I didn’t always enjoy being in my own company. In fact, I feared being alone. Lunch times back in my first year of uni involved either frantically trying to find anyone to eat with or whingy complaints to my friends that I was eating alone yet again. Being by myself did not sit well with me. But one day, I bumped into two old friends who redefined, for me, what it meant to be alone. They would spontaneously call me so we could chat till 2:30am about our identity crises, leave me with nine consecutive voice messages about overpriced long blacks and crumplets, or insist that I leave my room and spend my Friday night with them. They opened their arms and showered me with so much affection that my feelings of insecurity slowly dissipated. I remember walking alone in the park one afternoon and realising how blissful solitude was. Now, I appreciate my own company with peace rather than as an object of ridicule — not because I’m lonely, but because I know they’ll always be there.
We often feel that we exist in each other’s worlds as mere supporting characters without realising that we are contributing significantly to the chapters of someone else’s story.

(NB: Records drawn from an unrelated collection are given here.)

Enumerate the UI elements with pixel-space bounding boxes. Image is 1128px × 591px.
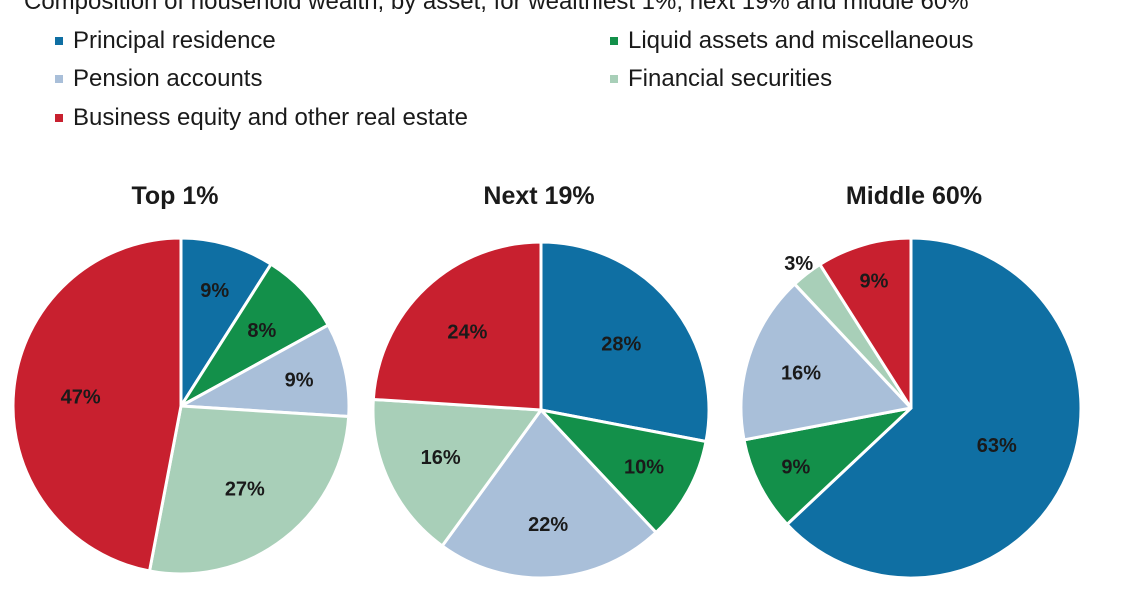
legend-label-pension-accounts: Pension accounts — [73, 65, 263, 92]
slice-principal-residence — [179, 236, 273, 408]
slice-pension-accounts — [179, 323, 351, 419]
slice-business-equity-and-other-real-estate — [11, 236, 183, 573]
slice-label-business-equity-and-other-real-estate: 24% — [447, 322, 487, 344]
legend-label-financial-securities: Financial securities — [628, 65, 833, 92]
legend-swatch-liquid-assets — [610, 37, 618, 45]
legend-item-business-equity: Business equity and other real estate — [55, 104, 468, 132]
slice-pension-accounts — [739, 282, 913, 442]
slice-liquid-assets-and-miscellaneous — [539, 408, 708, 534]
slice-principal-residence — [539, 240, 711, 443]
slice-label-financial-securities: 16% — [421, 447, 461, 469]
legend-label-business-equity: Business equity and other real estate — [73, 104, 468, 131]
legend-item-principal-residence: Principal residence — [55, 27, 276, 55]
slice-label-principal-residence: 28% — [601, 334, 641, 356]
slice-business-equity-and-other-real-estate — [818, 236, 913, 410]
slice-business-equity-and-other-real-estate — [371, 240, 543, 412]
pie-title-top-1: Top 1% — [131, 182, 218, 210]
legend-label-principal-residence: Principal residence — [73, 27, 276, 54]
slice-label-principal-residence: 9% — [200, 280, 229, 302]
legend-swatch-financial-securities — [610, 75, 618, 83]
slice-label-principal-residence: 63% — [977, 435, 1017, 457]
slice-label-liquid-assets-and-miscellaneous: 10% — [624, 457, 664, 479]
slice-label-financial-securities: 27% — [225, 478, 265, 500]
slice-financial-securities — [148, 404, 351, 576]
legend-swatch-pension-accounts — [55, 75, 63, 83]
slice-label-business-equity-and-other-real-estate: 47% — [61, 387, 101, 409]
slice-label-financial-securities: 3% — [784, 253, 813, 275]
legend-swatch-principal-residence — [55, 37, 63, 45]
slice-label-pension-accounts: 16% — [781, 362, 821, 384]
slice-principal-residence — [785, 236, 1083, 580]
pie-middle-60: Middle 60% 63% 9% 16% 3% 9% — [739, 182, 1083, 580]
legend: Principal residence Liquid assets and mi… — [0, 0, 1128, 150]
pie-title-next-19: Next 19% — [483, 182, 594, 210]
chart-title: Composition of household wealth, by asse… — [24, 0, 969, 15]
pie-next-19: Next 19% 28% 10% 22% 16% 24% — [371, 182, 711, 580]
slice-pension-accounts — [440, 408, 658, 580]
legend-item-liquid-assets: Liquid assets and miscellaneous — [610, 27, 974, 55]
slice-label-pension-accounts: 9% — [285, 370, 314, 392]
pie-top-1: Top 1% 9% 8% 9% 27% 47% — [11, 182, 351, 576]
pie-title-middle-60: Middle 60% — [846, 182, 982, 210]
legend-item-financial-securities: Financial securities — [610, 65, 832, 93]
slice-financial-securities — [371, 397, 543, 548]
legend-item-pension-accounts: Pension accounts — [55, 65, 262, 93]
slice-label-liquid-assets-and-miscellaneous: 8% — [247, 320, 276, 342]
slice-label-liquid-assets-and-miscellaneous: 9% — [781, 457, 810, 479]
slice-label-business-equity-and-other-real-estate: 9% — [860, 271, 889, 293]
slice-liquid-assets-and-miscellaneous — [742, 406, 913, 526]
legend-swatch-business-equity — [55, 114, 63, 122]
legend-label-liquid-assets: Liquid assets and miscellaneous — [628, 27, 974, 54]
slice-label-pension-accounts: 22% — [528, 514, 568, 536]
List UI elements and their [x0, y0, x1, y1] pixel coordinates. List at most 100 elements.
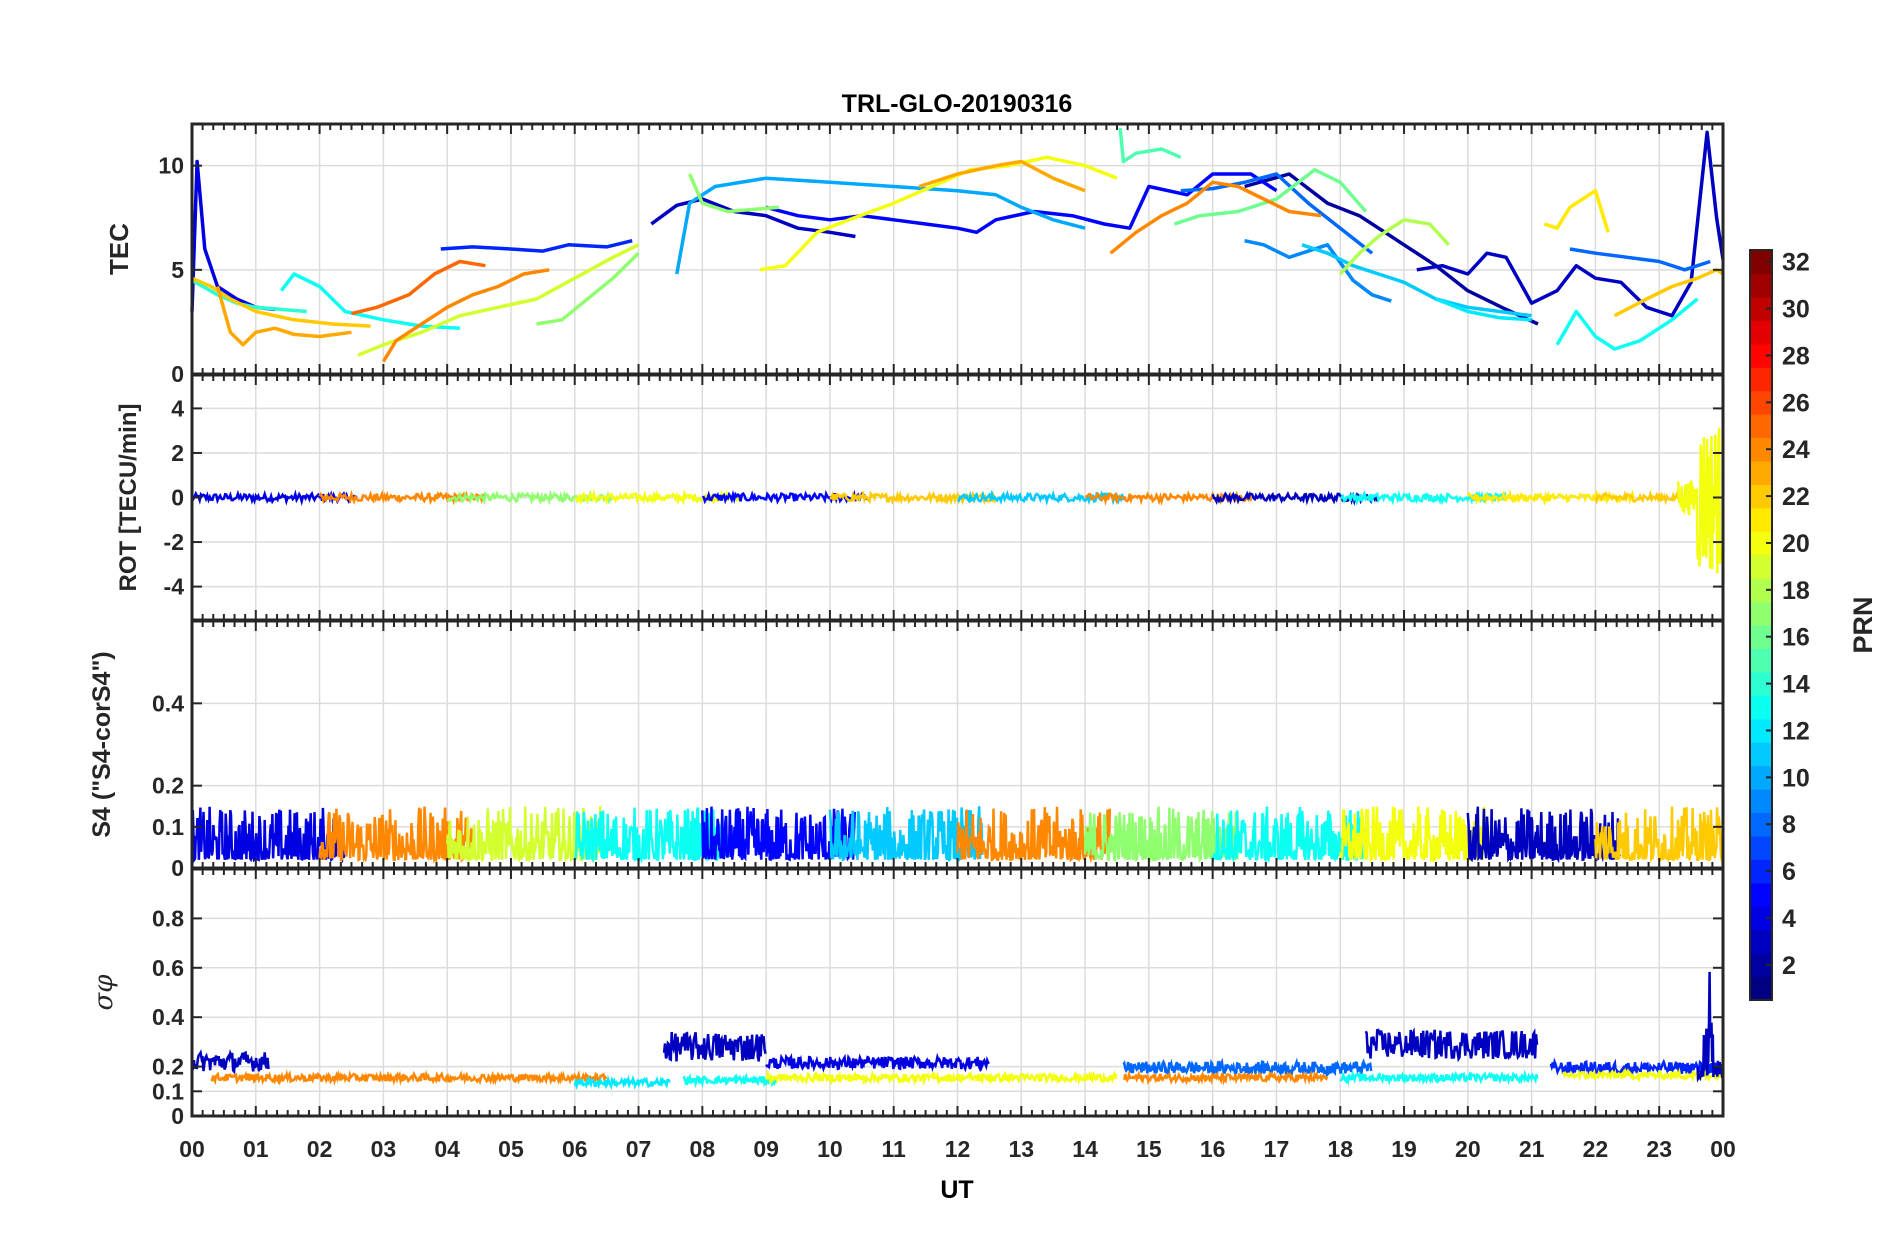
x-tick-label: 07	[626, 1136, 652, 1162]
y-tick-label: 0.4	[152, 690, 184, 716]
x-tick-label: 09	[753, 1136, 779, 1162]
colorbar-swatch	[1750, 343, 1772, 368]
sigma-phi-series	[682, 1072, 779, 1089]
sigma-phi-series	[573, 1074, 671, 1091]
colorbar-frame	[1749, 249, 1773, 1001]
y-axis-label-sigma_phi: σφ	[89, 974, 119, 1011]
colorbar-swatch	[1750, 578, 1772, 603]
y-axis-label-s4: S4 ("S4-corS4")	[88, 651, 116, 837]
x-tick-labels: 00 01 02 03 04 05 06 07 08 09 10 11 12 13 14 15 16 17 18 19…	[179, 1136, 1736, 1162]
sigma-phi-series	[1339, 1069, 1539, 1087]
colorbar-swatch	[1750, 460, 1772, 485]
y-tick-label: 0	[171, 855, 184, 881]
colorbar-swatch	[1750, 718, 1772, 743]
s4-series	[190, 806, 346, 864]
s4-series	[1211, 806, 1367, 865]
x-tick-label: 12	[945, 1136, 971, 1162]
colorbar-tick-label: 6	[1782, 858, 1796, 886]
colorbar-swatch	[1750, 484, 1772, 509]
y-tick-label: 0.8	[152, 905, 184, 931]
tec-series-prn-24	[1109, 180, 1322, 255]
colorbar-swatch	[1750, 648, 1772, 673]
tec-series-prn-13	[1555, 297, 1699, 351]
colorbar-tick-label: 24	[1782, 436, 1810, 464]
y-tick-label: -2	[164, 529, 184, 555]
colorbar-swatch	[1750, 695, 1772, 720]
colorbar-swatch	[1750, 953, 1772, 978]
x-tick-label: 05	[498, 1136, 524, 1162]
y-tick-label: 0.1	[152, 814, 184, 840]
tec-series-prn-20	[759, 155, 1118, 272]
x-tick-label: 22	[1583, 1136, 1609, 1162]
colorbar-tick-label: 30	[1782, 296, 1810, 324]
y-tick-label: 0.2	[152, 1054, 184, 1080]
tec-series-prn-11	[1301, 243, 1532, 318]
y-tick-label: 0.4	[152, 1004, 184, 1030]
s4-series	[1083, 806, 1239, 864]
colorbar-tick-label: 12	[1782, 717, 1810, 745]
tec-series-prn-15	[1118, 128, 1182, 164]
x-tick-label: 08	[690, 1136, 716, 1162]
tec-series-prn-22	[191, 276, 371, 328]
x-tick-label: 06	[562, 1136, 588, 1162]
colorbar-tick-label: 18	[1782, 577, 1810, 605]
panel-rot: -4 -2 0 2 4 ROT [TECU/min]	[115, 373, 1725, 622]
colorbar-tick-label: 32	[1782, 249, 1810, 277]
s4-series	[828, 806, 984, 863]
colorbar-swatch	[1750, 296, 1772, 321]
colorbar-swatch	[1750, 882, 1772, 907]
tec-series-prn-18	[1339, 218, 1450, 276]
x-tick-label: 03	[371, 1136, 397, 1162]
colorbar-tick-label: 14	[1782, 671, 1810, 699]
sigma-phi-series	[1123, 1069, 1329, 1086]
tec-series-prn-13	[279, 272, 460, 330]
y-axis-label-rot: ROT [TECU/min]	[115, 404, 142, 592]
colorbar-tick-label: 20	[1782, 530, 1810, 558]
y-tick-label: 0.6	[152, 955, 184, 981]
tec-series-prn-9	[1244, 238, 1392, 303]
colorbar-swatch	[1750, 367, 1772, 392]
colorbar-swatch	[1750, 765, 1772, 790]
x-axis-label: UT	[940, 1176, 973, 1204]
sigma-phi-series	[1562, 1067, 1724, 1084]
rot-series	[701, 489, 869, 505]
x-tick-label: 00	[179, 1136, 205, 1162]
tec-series-prn-16	[1173, 168, 1368, 226]
colorbar-swatch	[1750, 929, 1772, 954]
colorbar-swatch	[1750, 414, 1772, 439]
rot-series	[1466, 489, 1635, 506]
x-tick-label: 20	[1455, 1136, 1481, 1162]
colorbar-tick-label: 28	[1782, 342, 1810, 370]
colorbar-label: PRN	[1848, 596, 1878, 653]
y-tick-label: 4	[171, 395, 184, 421]
y-tick-label: 0.1	[152, 1078, 184, 1104]
y-tick-label: 0	[171, 485, 184, 511]
s4-series	[318, 806, 474, 864]
tec-series-prn-17	[687, 173, 780, 214]
colorbar-swatch	[1750, 976, 1772, 1001]
rot-series	[957, 489, 1125, 506]
colorbar-swatch	[1750, 742, 1772, 767]
colorbar-tick-label: 10	[1782, 764, 1810, 792]
tec-series-prn-8	[1180, 172, 1374, 255]
panel-tec: 0 5 10 TEC	[104, 122, 1725, 387]
colorbar-tick-label: 4	[1782, 905, 1796, 933]
x-tick-label: 19	[1391, 1136, 1417, 1162]
y-tick-label: 0.2	[152, 773, 184, 799]
colorbar-swatch	[1750, 390, 1772, 415]
s4-series	[445, 806, 602, 864]
tec-series-prn-12	[1435, 297, 1532, 322]
colorbar-swatch	[1750, 507, 1772, 532]
panel-sigma_phi: 00.10.2 0.4 0.6 0.8 σφ	[89, 867, 1725, 1129]
sigma-phi-series	[190, 1048, 270, 1075]
y-tick-label: 2	[171, 440, 184, 466]
chart-title: TRL-GLO-20190316	[842, 90, 1073, 118]
tec-series-prn-23	[215, 286, 352, 347]
x-tick-label: 11	[882, 1136, 907, 1162]
rot-series	[1594, 489, 1680, 506]
colorbar-swatch	[1750, 789, 1772, 814]
y-tick-label: -4	[164, 574, 185, 600]
colorbar-swatch	[1750, 835, 1772, 860]
colorbar-swatch	[1750, 906, 1772, 931]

The books that we leave for our friends at their doorsteps, the music we share in silent car rides, and the stories we tell each other are all but insignificant in a world where we leave trails of footprints. We are the reason why our best friends get excited at the sound of a song, why our siblings cook eggs the way they do, or why someone has so many exciting stories to tell at the dinner table. Whether we are aware or not, we are constantly adding value to each other’s lives.
Every year, I take the time to sit and write long birthday letters to my friends. I picked up this habit because my mum always asked for a heartfelt card whenever we, as kids, asked for her birthday wish list. When winter approaches, I find myself wrapped in a thick scarf because my dad always said that keeping your neck covered is best for staying warm. Whenever I feel myself about to burn out, I pause everything immediately, because my brother taught me that often taking one step back is your best one forward.
Through these habits, I see the value in sitting down and writing, in my neatest handwriting, about how appreciative I am that someone exists. I see that winter isn’t as terrible as everyone makes it out to be because a trusty scarf goes a long way. And I see how taking care of myself allows me to become a better daughter, sister and friend. The habits I have picked up over the past 21 years, my likes, dislikes and who I have become all stem from the people around me — so much so that, oftentimes, I feel like I am an extension of all the people I love.